Yang, a former director of the China Securities Regulatory Commission, said the regulator is likely to approve the scheme "very soon".
Rebar and wire rods are among the most common steel products used for construction in China and it will be relatively easy to introduce them as futures contracts, Yang said.
At the same conference, Qi Xiangdong, vice-chairman of the China Iron and Steel Association (CISA), said hedging tools are urgently needed because China, the world's largest, but highly fragmented, steel market is increasingly vulnerable to international commodity price swings.

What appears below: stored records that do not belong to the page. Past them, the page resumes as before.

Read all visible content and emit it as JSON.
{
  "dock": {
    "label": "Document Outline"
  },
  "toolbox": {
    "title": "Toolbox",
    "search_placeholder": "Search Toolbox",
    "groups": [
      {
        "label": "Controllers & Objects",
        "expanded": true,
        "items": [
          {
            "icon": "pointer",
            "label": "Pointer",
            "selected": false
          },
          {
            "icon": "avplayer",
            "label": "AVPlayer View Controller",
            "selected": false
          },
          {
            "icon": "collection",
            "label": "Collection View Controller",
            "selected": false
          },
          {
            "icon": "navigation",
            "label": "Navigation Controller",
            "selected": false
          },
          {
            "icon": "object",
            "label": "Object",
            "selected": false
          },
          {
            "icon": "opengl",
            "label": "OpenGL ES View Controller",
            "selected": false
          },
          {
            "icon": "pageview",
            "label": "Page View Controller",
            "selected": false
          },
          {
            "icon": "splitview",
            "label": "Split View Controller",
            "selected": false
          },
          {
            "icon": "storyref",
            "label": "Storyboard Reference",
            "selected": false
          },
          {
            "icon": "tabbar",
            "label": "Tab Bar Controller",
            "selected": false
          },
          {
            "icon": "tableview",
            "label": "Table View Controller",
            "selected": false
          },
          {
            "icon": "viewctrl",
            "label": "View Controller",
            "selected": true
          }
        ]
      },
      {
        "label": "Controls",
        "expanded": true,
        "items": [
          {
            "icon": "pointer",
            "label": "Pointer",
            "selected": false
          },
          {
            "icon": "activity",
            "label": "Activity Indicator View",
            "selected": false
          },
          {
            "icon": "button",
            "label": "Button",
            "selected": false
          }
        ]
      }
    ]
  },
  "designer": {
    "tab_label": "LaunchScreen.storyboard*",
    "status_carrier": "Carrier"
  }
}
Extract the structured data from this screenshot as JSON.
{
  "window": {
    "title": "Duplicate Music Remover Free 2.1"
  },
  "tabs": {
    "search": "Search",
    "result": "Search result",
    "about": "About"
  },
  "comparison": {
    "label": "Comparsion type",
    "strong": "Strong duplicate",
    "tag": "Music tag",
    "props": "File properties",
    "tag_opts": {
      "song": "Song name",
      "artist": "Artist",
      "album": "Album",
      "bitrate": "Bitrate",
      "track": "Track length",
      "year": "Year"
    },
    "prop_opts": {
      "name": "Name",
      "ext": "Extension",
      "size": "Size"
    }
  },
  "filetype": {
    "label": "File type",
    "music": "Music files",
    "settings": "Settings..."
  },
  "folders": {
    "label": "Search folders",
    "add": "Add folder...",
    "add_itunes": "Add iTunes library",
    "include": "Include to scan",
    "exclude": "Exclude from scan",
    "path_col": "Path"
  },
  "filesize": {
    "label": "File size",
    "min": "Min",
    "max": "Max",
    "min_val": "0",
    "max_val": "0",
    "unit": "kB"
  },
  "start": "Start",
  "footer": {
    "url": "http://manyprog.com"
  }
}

Industry analysts shared Qi's concern. "Once there's steel futures trading, users and producers can sign futures contracts to minimize risks associated with volatile prices," a recent steel research report by CITIC Securities said.
Apart from serving steel producers and traders, the Shanghai futures bourse also plans to encourage financial institutions such as commercial banks and securities firms to engage in steel futures trading, Yang said.
The exchange's plan to trade steel futures dates back to early 2006, but was delayed due to the CISA's fears of volatile futures trade impacting the spot market and causing excessive market speculation.
Copper, aluminum, zinc and gold are currently traded on the SHFE.
SHFE trading totaled 23 trillion yuan last year, up 83 percent year-on-year.